What goes outside government control?
- Strategic Sectors identified: The strategic sectors identified at the time for retaining certain public sector entities within the government’s control remain the same in the final policy approved by the Cabinet. These are atomic energy, space and defence, transport and telecommunications, power, petroleum, coal and other minerals, and lastly, banking, insurance and financial services. While the initial plan was to retain one to four public sector firms in these sectors, this has now been replaced by the phrase “bare minimum presence”.
- Bare Minimum Presence: Once the government decides what is the bare minimum number of firms it wants to retain, the rest of the firms will be privatised, merged or subsidiarized with other CPSEs, or closed.
- Non-Strategic Firms: For all firms in sectors considered non-strategic, privatisation or closure are the only two options being considered. The policy’s objective is to minimise the public sector’s role and create new investment space for the private sector, in the hope that the infusion of private capital, technology and management practices will contribute to growth and new jobs. The proceeds from the sale of these firms would finance various government-run social sector and developmental programmes.
Issues related to Disinvestment
- It is against the socialist ideology of equal distribution of resources amongst the population.
- It will lead to monopoly and oligopolistic practices by corporates.
- Proceedings of disinvestment had been used to cater the fiscal deficit of the state which would lead unhealthy fiscal consolidation.
- Private ownership does not guarantee the efficiency (Rangarajan Committee 1993).
- Disinvestment exercise had been done by undervaluation of public assets and favoritism bidding, thereby, leading to loss of public exchequers.
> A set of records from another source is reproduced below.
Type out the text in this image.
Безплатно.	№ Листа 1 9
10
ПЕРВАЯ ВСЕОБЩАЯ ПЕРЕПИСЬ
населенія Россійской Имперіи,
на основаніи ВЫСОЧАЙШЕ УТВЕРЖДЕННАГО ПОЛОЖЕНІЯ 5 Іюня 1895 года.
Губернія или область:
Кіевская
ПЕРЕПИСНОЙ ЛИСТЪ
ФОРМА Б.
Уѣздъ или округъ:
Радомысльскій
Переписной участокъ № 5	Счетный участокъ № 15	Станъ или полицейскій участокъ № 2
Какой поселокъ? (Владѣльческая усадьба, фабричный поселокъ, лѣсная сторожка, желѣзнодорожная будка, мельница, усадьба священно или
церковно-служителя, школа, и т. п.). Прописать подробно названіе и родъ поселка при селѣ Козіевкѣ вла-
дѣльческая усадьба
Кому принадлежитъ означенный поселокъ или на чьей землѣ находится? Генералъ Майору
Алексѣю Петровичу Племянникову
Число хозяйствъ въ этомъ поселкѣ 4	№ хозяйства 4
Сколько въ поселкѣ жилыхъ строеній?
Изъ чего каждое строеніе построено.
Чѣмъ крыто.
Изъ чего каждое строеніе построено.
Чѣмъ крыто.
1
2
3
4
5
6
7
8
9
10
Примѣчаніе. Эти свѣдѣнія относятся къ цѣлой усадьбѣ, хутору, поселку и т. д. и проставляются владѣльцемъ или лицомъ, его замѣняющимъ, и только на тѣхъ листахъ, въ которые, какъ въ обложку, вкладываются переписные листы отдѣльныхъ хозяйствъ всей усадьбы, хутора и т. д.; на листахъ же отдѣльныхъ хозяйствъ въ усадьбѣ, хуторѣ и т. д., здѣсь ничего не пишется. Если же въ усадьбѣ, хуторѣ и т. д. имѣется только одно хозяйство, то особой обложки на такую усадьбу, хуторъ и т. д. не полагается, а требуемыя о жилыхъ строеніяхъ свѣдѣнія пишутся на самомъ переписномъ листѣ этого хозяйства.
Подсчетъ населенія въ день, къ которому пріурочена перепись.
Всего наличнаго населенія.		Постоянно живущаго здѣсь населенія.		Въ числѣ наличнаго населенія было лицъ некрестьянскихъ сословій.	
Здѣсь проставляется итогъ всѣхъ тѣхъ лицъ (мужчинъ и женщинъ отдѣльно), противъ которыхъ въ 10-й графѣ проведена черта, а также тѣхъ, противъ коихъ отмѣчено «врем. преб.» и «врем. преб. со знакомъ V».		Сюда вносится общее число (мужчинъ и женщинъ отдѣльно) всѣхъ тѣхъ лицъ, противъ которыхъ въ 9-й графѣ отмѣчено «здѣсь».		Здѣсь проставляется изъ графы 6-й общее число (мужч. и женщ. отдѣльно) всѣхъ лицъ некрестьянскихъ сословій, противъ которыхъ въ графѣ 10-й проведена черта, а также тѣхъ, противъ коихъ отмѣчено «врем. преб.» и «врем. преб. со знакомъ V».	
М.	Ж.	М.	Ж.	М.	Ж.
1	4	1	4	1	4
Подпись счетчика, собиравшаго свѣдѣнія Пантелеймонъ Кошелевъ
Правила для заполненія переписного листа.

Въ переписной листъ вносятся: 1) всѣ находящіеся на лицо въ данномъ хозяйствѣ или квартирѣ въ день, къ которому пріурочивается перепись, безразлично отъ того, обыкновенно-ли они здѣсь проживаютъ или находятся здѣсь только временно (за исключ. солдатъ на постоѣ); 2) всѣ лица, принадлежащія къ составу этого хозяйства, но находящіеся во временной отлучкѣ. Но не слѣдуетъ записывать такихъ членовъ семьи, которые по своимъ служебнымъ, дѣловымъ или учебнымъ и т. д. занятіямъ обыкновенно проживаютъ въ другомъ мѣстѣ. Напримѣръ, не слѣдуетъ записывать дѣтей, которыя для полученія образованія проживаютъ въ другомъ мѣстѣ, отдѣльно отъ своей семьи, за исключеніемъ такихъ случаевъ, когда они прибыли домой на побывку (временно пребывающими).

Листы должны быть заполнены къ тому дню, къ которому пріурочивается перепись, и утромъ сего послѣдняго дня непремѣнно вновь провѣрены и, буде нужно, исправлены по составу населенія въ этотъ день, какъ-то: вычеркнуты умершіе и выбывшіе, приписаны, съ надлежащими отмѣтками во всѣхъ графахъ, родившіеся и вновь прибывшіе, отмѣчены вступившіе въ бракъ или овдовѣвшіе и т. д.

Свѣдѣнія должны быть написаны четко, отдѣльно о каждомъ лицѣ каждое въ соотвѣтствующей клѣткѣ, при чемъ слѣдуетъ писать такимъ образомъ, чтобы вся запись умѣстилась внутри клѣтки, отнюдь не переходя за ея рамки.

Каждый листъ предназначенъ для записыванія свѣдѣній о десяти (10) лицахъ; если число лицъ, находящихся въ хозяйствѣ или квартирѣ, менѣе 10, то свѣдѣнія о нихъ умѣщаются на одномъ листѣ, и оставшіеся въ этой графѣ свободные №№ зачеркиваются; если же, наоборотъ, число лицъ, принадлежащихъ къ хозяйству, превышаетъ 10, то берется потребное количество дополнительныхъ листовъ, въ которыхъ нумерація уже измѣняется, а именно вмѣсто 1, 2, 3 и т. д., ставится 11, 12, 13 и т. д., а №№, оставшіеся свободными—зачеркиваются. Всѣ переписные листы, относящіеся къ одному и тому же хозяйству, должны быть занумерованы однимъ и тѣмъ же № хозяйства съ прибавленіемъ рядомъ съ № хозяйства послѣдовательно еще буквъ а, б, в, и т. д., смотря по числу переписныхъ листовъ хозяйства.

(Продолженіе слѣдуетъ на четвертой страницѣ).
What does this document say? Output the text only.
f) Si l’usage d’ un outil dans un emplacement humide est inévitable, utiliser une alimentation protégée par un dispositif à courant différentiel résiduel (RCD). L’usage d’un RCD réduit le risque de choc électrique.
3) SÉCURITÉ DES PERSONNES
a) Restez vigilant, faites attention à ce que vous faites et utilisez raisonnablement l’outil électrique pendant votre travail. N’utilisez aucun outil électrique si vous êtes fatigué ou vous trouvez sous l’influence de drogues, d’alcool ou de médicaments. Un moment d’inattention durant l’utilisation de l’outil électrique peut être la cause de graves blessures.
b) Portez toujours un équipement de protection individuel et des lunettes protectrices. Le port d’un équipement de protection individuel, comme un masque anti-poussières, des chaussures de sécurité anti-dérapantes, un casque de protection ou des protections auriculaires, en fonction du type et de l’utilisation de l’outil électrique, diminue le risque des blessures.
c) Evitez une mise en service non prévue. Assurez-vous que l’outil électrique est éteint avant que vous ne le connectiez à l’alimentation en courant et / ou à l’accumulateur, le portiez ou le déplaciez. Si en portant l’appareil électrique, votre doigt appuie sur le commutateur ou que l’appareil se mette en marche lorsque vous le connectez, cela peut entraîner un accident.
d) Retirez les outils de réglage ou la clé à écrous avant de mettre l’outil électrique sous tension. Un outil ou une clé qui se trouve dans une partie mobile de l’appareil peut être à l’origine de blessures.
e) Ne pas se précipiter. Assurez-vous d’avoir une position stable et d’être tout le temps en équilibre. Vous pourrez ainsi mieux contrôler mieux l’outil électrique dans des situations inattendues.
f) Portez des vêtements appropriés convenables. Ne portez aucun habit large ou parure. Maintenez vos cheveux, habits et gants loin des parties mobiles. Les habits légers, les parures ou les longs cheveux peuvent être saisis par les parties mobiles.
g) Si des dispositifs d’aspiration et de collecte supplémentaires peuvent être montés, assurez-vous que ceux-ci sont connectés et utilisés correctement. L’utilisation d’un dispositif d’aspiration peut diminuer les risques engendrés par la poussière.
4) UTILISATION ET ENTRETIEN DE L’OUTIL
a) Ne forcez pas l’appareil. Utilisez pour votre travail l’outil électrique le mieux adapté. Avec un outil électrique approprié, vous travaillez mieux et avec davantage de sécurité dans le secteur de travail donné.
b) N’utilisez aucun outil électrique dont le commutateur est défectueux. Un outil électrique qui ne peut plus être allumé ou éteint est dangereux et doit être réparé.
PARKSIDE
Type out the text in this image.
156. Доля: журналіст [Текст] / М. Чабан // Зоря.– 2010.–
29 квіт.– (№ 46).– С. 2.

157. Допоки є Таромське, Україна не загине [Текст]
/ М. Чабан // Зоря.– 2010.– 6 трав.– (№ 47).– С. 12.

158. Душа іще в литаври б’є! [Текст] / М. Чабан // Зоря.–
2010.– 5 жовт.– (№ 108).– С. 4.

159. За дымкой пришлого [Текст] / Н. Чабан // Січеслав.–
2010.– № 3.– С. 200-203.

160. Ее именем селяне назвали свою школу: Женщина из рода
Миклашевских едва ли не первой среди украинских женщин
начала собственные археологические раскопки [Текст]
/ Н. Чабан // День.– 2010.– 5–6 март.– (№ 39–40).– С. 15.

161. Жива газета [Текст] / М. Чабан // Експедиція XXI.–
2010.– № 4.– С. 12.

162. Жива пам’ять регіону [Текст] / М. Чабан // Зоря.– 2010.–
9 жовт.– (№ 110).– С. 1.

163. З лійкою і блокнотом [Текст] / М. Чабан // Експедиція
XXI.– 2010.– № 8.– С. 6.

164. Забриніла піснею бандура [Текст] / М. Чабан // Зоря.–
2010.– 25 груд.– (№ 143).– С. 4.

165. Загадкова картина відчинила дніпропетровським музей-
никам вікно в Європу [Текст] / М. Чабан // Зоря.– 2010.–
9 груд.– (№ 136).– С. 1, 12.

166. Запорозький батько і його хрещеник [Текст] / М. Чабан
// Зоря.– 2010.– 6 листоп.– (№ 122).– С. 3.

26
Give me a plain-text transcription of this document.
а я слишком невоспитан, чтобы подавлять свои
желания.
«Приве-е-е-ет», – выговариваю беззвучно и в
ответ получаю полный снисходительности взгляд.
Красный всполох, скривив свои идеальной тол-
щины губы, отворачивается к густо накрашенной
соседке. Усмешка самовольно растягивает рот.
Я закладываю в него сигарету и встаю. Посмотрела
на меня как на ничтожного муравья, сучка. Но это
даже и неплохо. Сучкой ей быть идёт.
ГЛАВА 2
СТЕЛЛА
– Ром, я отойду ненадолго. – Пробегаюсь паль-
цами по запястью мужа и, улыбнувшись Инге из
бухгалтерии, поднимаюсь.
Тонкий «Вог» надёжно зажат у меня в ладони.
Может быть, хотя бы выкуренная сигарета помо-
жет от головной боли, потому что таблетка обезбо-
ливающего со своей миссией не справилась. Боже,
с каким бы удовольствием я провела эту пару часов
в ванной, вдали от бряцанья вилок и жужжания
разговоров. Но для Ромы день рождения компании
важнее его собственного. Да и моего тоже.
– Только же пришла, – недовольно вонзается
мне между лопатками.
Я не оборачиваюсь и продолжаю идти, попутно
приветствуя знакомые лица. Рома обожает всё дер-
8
- Private ownership might overlook developmental region disparity in order to cut the cost of operation
Significance of the disinvestment
- Trade unionism and political interference often lead to halting of PSUs projects thereby hampering the efficiency in long run.
- Problem of disguised unemployment and outdated skill in PSUs employee are the major cause of inefficiency.
- Private prayers works out of Red Tapism bureaucratic mentality and focus on performance-driven culture and effectiveness (Disinvestment Commission 1996).
- More robust competitive bidding leads to competition in private sectors to participate in PSUs.
- Moreover, it ensuring that product service portfolio remains contemporary by developing/ acquiring technology.